Na ocasião, a coordenadora da Programação Especial, Dra. Andrea Monti, parabenizou o Projeto Social de São Vicente – “Chorões” – pela apresentação e ressaltou os ganhos adquiridos ao realizar encontros de municípios para troca de experiências. “Fico muito contente em saber que as mulheres estão em igualdade na sociedade. Através dos projetos podemos melhorar a qualidade de vida das pessoas e colaborar na construção de uma sociedade sustentável”.
A primeira palestra da Programação Especial foi ministrada pela presidenta da Codivap Mulher, Rosemira Siqueira, que explanou a atuação da Codivap na participação de representantes de 44 cidades paulistas que se reúnem com a finalidade de promover projetos de fundo social. O consórcio viabiliza a descoberta de atividades que são eficazes socialmente nos municípios para que sejam implementadas em outras cidades paulista.

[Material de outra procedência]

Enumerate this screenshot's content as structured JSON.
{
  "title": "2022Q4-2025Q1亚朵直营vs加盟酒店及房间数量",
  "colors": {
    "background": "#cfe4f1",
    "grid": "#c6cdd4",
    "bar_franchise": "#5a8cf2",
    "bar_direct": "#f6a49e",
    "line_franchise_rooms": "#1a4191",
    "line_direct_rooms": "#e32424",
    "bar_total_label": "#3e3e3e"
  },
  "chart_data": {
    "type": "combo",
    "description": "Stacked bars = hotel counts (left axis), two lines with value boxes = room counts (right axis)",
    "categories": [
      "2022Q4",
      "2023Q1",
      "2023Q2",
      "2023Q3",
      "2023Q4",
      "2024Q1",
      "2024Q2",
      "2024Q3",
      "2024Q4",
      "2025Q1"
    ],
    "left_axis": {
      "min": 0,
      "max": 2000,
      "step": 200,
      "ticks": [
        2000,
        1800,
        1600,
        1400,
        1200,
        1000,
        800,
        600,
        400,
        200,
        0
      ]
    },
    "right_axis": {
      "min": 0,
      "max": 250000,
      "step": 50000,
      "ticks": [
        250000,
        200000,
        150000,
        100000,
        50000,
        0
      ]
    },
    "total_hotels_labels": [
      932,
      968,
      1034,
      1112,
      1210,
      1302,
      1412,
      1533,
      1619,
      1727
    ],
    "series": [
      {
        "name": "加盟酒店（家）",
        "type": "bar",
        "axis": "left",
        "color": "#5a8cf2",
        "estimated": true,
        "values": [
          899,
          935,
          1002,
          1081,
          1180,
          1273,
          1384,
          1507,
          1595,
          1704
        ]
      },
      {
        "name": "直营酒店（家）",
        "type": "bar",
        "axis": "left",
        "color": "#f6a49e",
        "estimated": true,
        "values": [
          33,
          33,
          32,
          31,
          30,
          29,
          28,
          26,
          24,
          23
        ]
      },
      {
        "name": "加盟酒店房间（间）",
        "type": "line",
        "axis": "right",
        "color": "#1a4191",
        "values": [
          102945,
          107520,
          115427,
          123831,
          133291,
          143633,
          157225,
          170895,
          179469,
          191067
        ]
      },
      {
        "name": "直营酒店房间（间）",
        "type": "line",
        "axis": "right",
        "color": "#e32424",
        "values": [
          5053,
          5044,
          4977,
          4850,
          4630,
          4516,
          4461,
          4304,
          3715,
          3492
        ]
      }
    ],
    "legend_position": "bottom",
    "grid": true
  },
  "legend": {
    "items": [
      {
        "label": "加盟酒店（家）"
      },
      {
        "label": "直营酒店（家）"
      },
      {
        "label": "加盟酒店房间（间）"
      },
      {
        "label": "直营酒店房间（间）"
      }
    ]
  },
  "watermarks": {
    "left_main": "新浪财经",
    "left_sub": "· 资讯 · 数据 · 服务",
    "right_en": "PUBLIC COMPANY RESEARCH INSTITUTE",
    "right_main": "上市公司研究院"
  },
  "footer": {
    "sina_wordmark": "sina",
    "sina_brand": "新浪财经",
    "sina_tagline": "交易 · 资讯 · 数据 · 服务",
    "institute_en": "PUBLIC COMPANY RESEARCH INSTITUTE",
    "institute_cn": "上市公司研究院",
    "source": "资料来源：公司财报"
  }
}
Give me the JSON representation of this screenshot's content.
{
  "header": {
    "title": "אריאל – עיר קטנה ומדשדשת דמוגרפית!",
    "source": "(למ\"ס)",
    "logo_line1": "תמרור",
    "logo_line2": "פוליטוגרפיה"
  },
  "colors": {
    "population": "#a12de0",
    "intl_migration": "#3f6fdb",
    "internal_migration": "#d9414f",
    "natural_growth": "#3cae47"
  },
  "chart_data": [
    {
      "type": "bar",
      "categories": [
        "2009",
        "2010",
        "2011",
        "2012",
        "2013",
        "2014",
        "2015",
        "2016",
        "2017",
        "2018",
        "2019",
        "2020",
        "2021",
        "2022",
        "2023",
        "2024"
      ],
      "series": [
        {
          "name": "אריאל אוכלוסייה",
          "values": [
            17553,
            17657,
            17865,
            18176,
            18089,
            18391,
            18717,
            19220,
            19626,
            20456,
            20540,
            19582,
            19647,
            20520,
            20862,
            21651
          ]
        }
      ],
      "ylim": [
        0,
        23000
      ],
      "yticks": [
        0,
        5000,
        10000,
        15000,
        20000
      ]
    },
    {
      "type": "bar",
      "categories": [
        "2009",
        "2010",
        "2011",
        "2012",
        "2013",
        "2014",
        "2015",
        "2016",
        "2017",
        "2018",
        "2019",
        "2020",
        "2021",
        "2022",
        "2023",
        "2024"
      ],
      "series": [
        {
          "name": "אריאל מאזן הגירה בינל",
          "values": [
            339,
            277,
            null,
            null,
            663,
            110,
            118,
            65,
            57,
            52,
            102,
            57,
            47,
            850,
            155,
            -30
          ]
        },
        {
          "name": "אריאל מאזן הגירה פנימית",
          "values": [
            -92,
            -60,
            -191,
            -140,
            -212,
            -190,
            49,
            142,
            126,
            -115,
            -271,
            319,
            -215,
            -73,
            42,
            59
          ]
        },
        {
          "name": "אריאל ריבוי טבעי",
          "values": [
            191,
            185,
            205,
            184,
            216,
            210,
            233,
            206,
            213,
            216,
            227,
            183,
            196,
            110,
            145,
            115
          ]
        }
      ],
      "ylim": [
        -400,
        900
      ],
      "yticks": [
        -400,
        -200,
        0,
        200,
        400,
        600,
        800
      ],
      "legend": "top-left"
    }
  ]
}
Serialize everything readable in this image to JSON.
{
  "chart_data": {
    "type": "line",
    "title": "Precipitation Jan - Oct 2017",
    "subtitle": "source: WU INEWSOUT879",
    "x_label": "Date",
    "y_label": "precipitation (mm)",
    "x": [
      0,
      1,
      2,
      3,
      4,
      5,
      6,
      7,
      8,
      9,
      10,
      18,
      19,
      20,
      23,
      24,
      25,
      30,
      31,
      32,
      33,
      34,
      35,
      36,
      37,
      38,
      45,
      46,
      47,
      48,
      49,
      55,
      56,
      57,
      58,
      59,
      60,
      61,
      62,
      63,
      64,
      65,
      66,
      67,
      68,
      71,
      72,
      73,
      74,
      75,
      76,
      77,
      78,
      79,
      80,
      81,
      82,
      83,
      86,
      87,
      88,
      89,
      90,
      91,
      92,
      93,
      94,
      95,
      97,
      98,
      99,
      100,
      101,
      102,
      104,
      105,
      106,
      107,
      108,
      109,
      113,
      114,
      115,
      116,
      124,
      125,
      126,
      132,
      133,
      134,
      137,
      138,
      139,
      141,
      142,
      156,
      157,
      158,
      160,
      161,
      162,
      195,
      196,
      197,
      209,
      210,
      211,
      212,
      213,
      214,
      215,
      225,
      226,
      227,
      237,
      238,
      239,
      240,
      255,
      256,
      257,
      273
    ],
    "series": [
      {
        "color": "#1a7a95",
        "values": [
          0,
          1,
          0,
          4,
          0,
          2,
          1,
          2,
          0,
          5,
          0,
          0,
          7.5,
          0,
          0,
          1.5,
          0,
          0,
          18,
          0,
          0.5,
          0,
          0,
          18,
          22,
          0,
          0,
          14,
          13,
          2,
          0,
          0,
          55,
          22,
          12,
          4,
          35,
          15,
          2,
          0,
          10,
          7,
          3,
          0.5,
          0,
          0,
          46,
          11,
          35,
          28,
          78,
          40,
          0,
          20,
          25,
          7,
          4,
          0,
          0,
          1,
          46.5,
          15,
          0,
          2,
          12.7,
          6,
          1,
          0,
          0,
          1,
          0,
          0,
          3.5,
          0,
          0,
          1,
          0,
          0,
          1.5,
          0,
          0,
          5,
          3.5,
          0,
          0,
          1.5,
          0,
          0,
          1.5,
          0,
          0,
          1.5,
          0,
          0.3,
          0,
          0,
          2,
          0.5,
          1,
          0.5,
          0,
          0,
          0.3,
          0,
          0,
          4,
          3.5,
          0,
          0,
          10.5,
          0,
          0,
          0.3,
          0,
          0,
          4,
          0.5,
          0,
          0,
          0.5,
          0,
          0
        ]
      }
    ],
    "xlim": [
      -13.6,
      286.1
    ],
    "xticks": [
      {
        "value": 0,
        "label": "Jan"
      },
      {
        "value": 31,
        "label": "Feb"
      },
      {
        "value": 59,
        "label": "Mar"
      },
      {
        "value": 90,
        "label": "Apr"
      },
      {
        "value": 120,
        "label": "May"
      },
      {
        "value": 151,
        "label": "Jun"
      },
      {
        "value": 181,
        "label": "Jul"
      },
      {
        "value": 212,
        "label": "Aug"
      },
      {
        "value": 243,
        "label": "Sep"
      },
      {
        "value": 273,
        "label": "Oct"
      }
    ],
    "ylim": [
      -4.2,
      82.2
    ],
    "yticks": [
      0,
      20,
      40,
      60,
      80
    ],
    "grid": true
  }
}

A segunda palestrante do dia foi a presidenta do fundo social de Serra Negra, Zaira Antunes Franchi, que falou sobre o projeto Casa Dia – espaço onde recebem idosos para permanecerem durante o dia. “É um projeto não asilar em que o idoso tem acesso durante o dia, porém, retornam para os lares à noite, para não perderem o convívio familiar”, explica Zaira.
Em seguida, com o tema “Amor é o Caminho” a palestrante Dra. Maria Julia Paes da Silva trouxe assuntos de existencialismo, comportamentos, gestão pessoas e definições de diagnósticos. Com mensagens positivistas, conquistou a atenção dos participantes. “Um simples café na recepção de um consultório faz toda a diferença. Se mudamos nosso comportamento quem ouve também muda. Podemos dizer que o bom dia é mais que uma formalidade”.
A abordagem polêmica ficou a cargo da palestra sobre Tráfico de Pessoas, ministrada por Claudia Patrícia Lima, do Comitê Estadual de Prevenção e Enfrentamento ao Tráfico de Pessoas. O objetivo principal da palestra foi mostrar como evitar o tráfico de pessoas, seja para venda de órgãos, exploração sexual, contrabando ou migração ilegal para outros países. “Os movimentos migratórios sempre existiram. Porém, com a globalização, os blocos econômicos se tornaram objeto de desejo para o combate da pobreza em países subdesenvolvidos”, enfatiza Claudia.
Aproximadamente 700mil a 4 milhões de pessoas são vítimas de algum tipo de tráfico no mundo. O Brasil representa 15% na exportação de pessoas para exploração sexual, principalmente para a Europa. “É necessária a criação de normas eficazes para evitar que esse índice continue ou até mesmo aumente”.